I introduced an abstraction algorithm a while back that can take a dataset, and generate a representative abstraction of the dataset using a nearest neighbor technique. We can take this process a step further, to generate a set of representations for a given dataset. Specifically, if any of the elements are not within delta of the abstraction, then we gather those elements up into a new dataset. We then generate a new abstraction for that leftover set. We repeat this process until every element of the original dataset is within delta of an abstraction.

The number of abstractions needed to do this can serve as a measure of the complexity of the dataset, since the more abstractions you need, the more unique elements there are.

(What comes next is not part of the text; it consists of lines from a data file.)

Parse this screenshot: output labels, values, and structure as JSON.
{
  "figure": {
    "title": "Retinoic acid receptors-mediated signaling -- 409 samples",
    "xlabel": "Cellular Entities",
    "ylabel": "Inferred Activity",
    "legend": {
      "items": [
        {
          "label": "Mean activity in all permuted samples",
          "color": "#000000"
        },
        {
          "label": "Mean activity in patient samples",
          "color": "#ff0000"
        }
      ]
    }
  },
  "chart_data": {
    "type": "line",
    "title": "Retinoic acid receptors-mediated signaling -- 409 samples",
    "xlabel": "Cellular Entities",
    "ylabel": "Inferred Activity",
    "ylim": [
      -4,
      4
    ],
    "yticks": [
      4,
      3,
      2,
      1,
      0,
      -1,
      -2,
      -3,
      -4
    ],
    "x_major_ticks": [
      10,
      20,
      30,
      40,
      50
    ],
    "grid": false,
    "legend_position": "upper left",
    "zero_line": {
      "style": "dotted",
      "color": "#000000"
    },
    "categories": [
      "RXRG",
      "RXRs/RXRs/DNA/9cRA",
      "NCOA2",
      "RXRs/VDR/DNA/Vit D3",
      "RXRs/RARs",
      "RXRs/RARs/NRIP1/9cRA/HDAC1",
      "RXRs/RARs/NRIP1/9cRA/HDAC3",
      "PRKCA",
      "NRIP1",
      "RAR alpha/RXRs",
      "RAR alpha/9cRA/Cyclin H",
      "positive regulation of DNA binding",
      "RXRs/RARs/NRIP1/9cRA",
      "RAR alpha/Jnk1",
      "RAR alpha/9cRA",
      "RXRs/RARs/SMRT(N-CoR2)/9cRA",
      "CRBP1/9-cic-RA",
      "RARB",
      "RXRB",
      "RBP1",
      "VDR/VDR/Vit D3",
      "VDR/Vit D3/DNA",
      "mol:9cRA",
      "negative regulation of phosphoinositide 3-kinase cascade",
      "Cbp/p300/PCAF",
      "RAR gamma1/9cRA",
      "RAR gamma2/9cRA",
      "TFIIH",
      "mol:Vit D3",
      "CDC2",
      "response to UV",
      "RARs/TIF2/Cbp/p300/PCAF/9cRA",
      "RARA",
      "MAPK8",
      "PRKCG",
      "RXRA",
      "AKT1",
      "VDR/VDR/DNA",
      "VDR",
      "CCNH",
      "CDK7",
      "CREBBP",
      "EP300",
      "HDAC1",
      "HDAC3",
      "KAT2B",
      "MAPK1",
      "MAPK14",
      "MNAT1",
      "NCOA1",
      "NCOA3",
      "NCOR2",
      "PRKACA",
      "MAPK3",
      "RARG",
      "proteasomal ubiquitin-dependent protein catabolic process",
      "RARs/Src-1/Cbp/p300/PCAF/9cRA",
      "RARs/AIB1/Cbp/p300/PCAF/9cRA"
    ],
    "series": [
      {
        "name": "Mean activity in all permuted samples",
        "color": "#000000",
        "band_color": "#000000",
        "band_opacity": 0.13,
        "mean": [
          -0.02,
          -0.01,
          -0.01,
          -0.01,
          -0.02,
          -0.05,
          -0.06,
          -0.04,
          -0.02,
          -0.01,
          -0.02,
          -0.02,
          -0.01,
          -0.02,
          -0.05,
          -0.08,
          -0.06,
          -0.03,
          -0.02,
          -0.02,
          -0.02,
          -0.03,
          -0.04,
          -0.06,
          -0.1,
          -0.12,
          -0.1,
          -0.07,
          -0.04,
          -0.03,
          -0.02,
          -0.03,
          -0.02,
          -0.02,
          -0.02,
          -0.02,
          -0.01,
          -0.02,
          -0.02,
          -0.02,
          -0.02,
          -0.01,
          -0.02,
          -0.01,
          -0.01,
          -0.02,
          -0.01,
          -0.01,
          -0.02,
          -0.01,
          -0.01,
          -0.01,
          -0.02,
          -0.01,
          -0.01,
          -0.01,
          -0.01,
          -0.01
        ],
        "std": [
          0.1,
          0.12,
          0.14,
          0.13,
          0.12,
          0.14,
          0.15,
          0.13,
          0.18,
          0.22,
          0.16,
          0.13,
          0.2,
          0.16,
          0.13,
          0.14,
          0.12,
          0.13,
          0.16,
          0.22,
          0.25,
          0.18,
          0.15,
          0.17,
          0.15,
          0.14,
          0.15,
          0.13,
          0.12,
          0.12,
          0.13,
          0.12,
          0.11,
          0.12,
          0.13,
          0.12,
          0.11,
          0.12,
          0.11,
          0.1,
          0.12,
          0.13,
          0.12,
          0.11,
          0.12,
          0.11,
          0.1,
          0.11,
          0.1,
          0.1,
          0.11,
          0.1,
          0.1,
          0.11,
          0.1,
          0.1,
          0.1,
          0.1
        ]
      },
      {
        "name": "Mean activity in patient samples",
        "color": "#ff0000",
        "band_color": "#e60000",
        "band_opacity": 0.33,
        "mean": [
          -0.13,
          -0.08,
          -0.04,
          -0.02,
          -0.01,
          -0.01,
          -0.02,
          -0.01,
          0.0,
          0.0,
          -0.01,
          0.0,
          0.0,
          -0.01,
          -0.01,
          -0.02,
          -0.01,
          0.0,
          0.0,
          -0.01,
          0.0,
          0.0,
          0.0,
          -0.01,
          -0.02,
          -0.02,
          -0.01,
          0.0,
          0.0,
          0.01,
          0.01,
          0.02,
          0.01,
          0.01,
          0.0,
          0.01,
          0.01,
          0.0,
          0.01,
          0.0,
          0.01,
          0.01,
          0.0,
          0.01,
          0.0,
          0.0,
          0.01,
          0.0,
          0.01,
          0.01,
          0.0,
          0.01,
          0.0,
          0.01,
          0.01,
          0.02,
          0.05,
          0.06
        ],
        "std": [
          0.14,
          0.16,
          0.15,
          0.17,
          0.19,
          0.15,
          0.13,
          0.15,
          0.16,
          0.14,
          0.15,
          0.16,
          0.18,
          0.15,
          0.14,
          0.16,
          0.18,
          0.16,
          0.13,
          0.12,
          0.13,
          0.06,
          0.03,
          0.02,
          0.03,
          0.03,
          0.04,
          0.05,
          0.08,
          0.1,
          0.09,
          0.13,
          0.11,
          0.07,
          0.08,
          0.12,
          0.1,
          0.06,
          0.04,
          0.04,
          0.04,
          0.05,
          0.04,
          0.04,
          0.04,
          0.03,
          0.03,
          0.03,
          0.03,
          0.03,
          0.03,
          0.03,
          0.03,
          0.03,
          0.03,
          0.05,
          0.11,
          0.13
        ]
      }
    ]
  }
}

It’s similar to the idea of a basis in linear algebra –

A minimum set of representative elements that allow me to express the fundamental elements of a dataset.

We could also calculate the value of delta by iterating through different values, repeating this process, and selecting the value that causes the entropy of the categorization structure to change the most, treating each element associated with a given abstraction as a category.

Below is some updated code, implementing the algorithm described above:

You can place this code in a loop through values of delta to use this approach to generate an independent value of delta, though this will be more time consuming than the approach I’ve used, which is to use my categorization algorithm to generate delta, and then apply the abstraction algorithm.

I’m still tweaking this, as it’s still a bit inefficient – the better way to do it is to store each abstraction, count the number of matches generated by that abstraction.

Then, sort the abstractions in order of the number of matches.

Then, start with the abstraction that generated the greatest number of matches, and take all of the elements in that category as fixed in that category.

Then, check the category with the second greatest number of matches, and take the intersection of the top category. Any elements not in that intersection go in the second category.

Continue this until all elements are in some category.

The end result is the same, but this is more efficient, since you don’t repeatedly call the categorization algorithm, and instead, you run an intersection test until all elements have been assigned to a category. The intersection operation can be implemented efficiently in this case by using the integer indices for the elements in the dataset, rather than the actual vectors. That is, rather than test for the intersection over a set of vectors, test for the intersection over a set of integer indices that correspond to where the vectors are in the dataset.